I know this was originally a Rachel Ray recipe (30 minute meals, I think), from at least ten years ago, probably more, but I’ve messed with it so much that it is not recognizable as such. This is what The Boy will inevitably request when I ask what he wants for dinner and for leftovers. He makes good use of leftovers after he gets home from work or from hanging out with his friends. I honestly have to hide some if I want leftovers for lunch myself.

1 pound ground chuck (easy to scale up)
1 yellow onion, diced
4 Tbs cider vinegar
1 Tbs Macormick “Montreal” seasoning
2 Tbs brown sugar
2 Tbs Worcestershire sauce
14 oz can tomato sauce

In a large skillet, heat a couple Tbs olive oil, add onion and sauté until it begins to soften. Add ground chuck and break up as the meat cooks until it is no longer pink and onions are soft.
Add vinegar, seasoning, brown sugar, and Worcestershire sauce to beef. Season with salt to taste. Let this simmer for a few minutes and taste for balance. This is key and I still do it every time.  It’s important to do that now before adding the tomato sauce because all those flavors intensify and if you like them now, you’ll like them better later. Then just let is simmer for about an half an hour.

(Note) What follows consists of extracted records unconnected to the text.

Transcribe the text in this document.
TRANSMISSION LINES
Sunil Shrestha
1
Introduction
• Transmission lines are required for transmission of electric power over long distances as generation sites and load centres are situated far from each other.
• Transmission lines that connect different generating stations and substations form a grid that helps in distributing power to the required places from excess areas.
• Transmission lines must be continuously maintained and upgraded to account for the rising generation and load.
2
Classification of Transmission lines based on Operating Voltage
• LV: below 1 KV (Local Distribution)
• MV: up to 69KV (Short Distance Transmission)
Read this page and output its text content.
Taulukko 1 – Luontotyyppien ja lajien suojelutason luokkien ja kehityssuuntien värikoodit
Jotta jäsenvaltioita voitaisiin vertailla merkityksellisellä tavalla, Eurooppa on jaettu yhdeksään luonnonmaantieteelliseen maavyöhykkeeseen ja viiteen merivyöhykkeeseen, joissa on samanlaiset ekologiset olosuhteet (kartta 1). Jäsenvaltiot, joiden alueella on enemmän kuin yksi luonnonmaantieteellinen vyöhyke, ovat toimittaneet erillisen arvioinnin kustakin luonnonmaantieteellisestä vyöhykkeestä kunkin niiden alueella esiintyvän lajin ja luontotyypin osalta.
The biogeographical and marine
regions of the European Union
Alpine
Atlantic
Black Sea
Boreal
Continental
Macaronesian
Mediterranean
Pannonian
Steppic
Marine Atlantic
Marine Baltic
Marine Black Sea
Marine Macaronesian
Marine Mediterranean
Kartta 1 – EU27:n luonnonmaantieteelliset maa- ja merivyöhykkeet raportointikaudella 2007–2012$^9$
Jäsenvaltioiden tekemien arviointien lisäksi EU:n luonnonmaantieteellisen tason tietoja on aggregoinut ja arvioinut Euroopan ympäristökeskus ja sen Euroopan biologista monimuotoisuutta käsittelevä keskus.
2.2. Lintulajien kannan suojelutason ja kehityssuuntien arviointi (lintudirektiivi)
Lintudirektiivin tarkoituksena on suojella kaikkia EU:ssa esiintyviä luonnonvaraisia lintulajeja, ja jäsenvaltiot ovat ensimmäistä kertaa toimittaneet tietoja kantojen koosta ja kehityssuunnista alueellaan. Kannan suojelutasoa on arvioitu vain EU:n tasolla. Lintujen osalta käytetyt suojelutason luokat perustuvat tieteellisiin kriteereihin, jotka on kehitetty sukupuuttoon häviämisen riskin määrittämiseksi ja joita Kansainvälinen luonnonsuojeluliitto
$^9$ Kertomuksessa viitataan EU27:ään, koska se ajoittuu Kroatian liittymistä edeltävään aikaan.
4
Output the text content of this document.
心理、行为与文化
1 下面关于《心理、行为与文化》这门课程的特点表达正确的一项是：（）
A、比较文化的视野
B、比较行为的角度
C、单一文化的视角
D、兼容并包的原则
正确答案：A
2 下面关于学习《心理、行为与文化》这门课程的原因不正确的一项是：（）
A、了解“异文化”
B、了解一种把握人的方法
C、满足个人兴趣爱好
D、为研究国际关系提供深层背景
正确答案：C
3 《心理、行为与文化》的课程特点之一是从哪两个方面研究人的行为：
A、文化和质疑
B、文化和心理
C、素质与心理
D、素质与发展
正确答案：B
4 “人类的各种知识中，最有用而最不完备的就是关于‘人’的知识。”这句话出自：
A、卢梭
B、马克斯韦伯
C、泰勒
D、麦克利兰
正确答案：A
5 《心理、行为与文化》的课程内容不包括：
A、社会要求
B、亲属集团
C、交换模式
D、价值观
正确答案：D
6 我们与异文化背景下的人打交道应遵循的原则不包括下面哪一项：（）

I tend to make this a day ahead, because like spaghetti sauce or chili, it’s so much better the next day. Some times I make cole slaw with this, sort of the BBQ/cole slaw sandwich thing going on and it really works. But I guess you have to be raised with the BBQ/cole slaw thing as part of your life to get it. I was raised on Eastern NC (vinegar-based) BBQ because both my parents are from there. And every summer when we went to NC, we would come home with a cooler of Revels BBQ. Damn – that was amazing stuff and I still think about it – probably too often.